Mevsimlik işte çalışan işçilerin, 2821 sayılı Sendikalar Kanunu’nun 20. maddesi uyarınca, çalıştıkları işyerinin bağlı olduğu iş kolunda kurulu işçi sendikasına üye olabilme hakları bulunmaktadır. Bunun yanında, sendika organlarına seçilme haklan da vardır. Mevsimlik işin sona ermesi ve işçinin iş sözleşmesinin askıya alınması, sendika üyeliğini olumsuz yönde etkilemez. Sendikalar Kanunu’nun 24. maddesi uyarınca, işçi sendikası üyesi işçinin geçici olarak işsiz kalması sendika üyeliğini kaldırmaz.
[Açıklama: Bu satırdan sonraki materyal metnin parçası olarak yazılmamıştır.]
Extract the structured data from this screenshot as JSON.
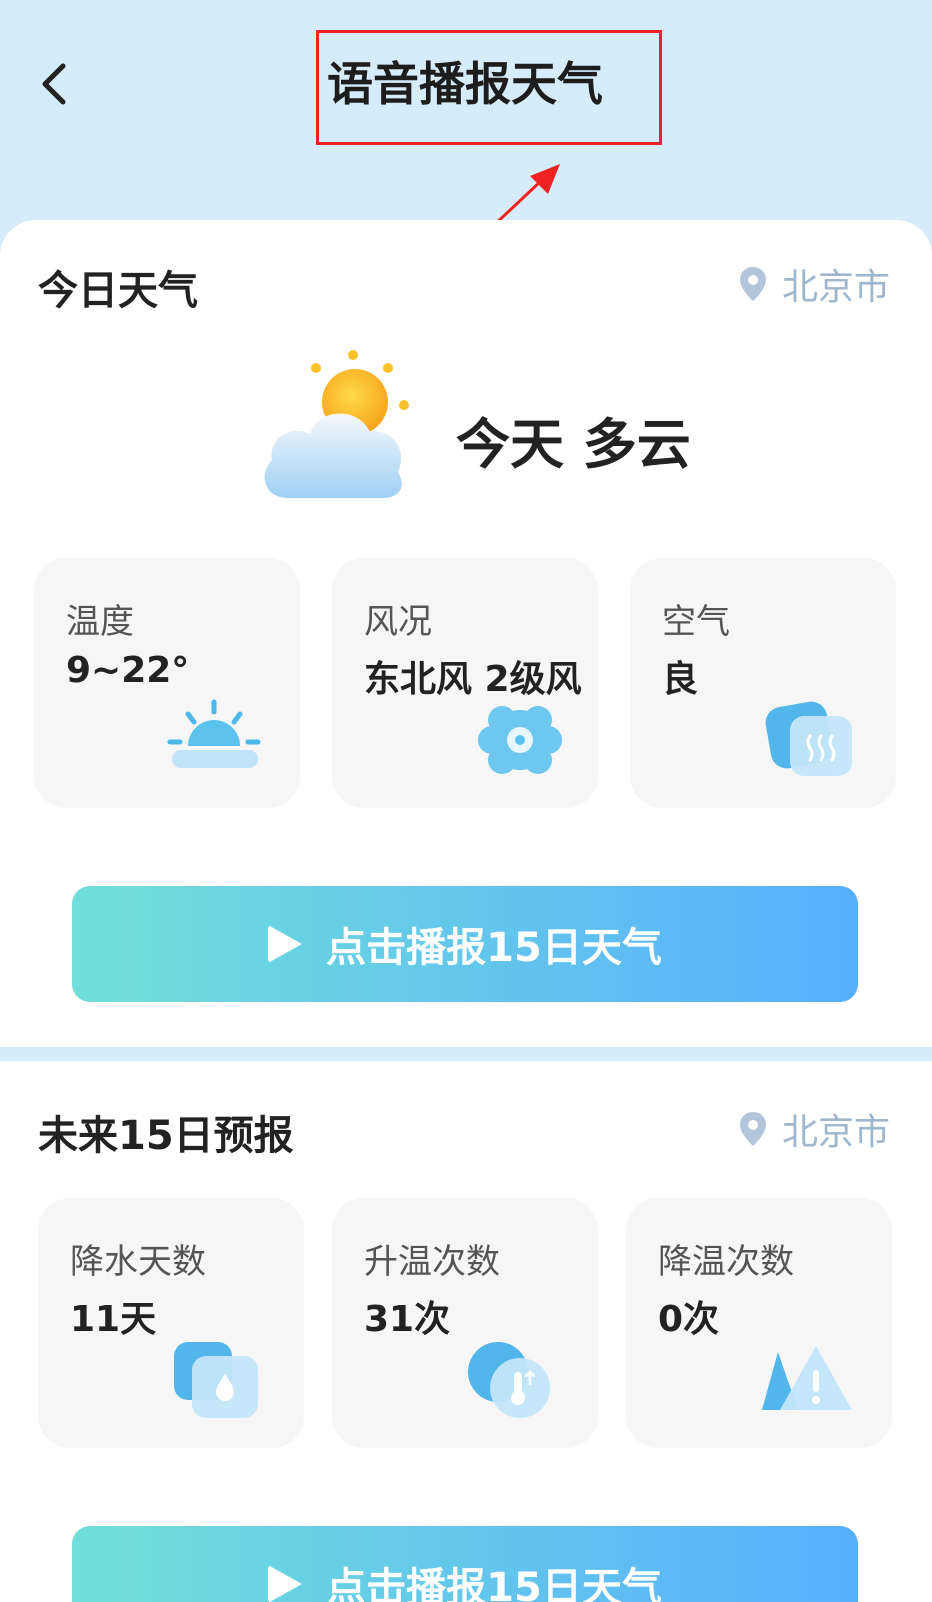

Ancak işçinin askı döneminde bir başka işkoluna giren işyerinde çalışmaya başlaması halinde sendika üyeliği, aynı yasanın 25/5 maddesi uyarınca sona ereceğinden, işçinin ertesi yıl mevsim başında eski işyerinde işbaşı yapması halinde yeniden sendikaya üye olması gerekecektir.
Dosya içeriğine göre, davacı işçinin davalıya ait işyerinde mevsimlik işçi olarak çalıştığı anlaşılmaktadır. Bu olgu davacı işçi ile aynı konumda çalışmakta iken iş sözleşmeleri son bulan ve Dairemiz incelemesinden geçen işçilerin çalışması da mevsimlik kabul edildiğinden yıllık izin ücreti alacak istekleri reddedilmiştir. (Y 9 HD 15.12.2008 gün ve 2007/29727 E- 2008/33709 K, 21.12.2009 gün ve 2008/13303 E- 2009/36183 K).
Davacının, yıllık izin ücreti alacağının 4853 sayılı İş Kanunun 53/3. maddesi gereğince reddedilmesi gerekirken mahkemece kabulüne karar verilmesi hatalı olup bozmayı gerektirmiştir.
SONUÇ: Temyiz olunan kararın yukarıda yazılı sebepten BOZULMASINA, peşin alınan temyiz harcının istek halinde ilgiliye iadesine, 28.12.2009 gününde oybirliğiyle karar verildi.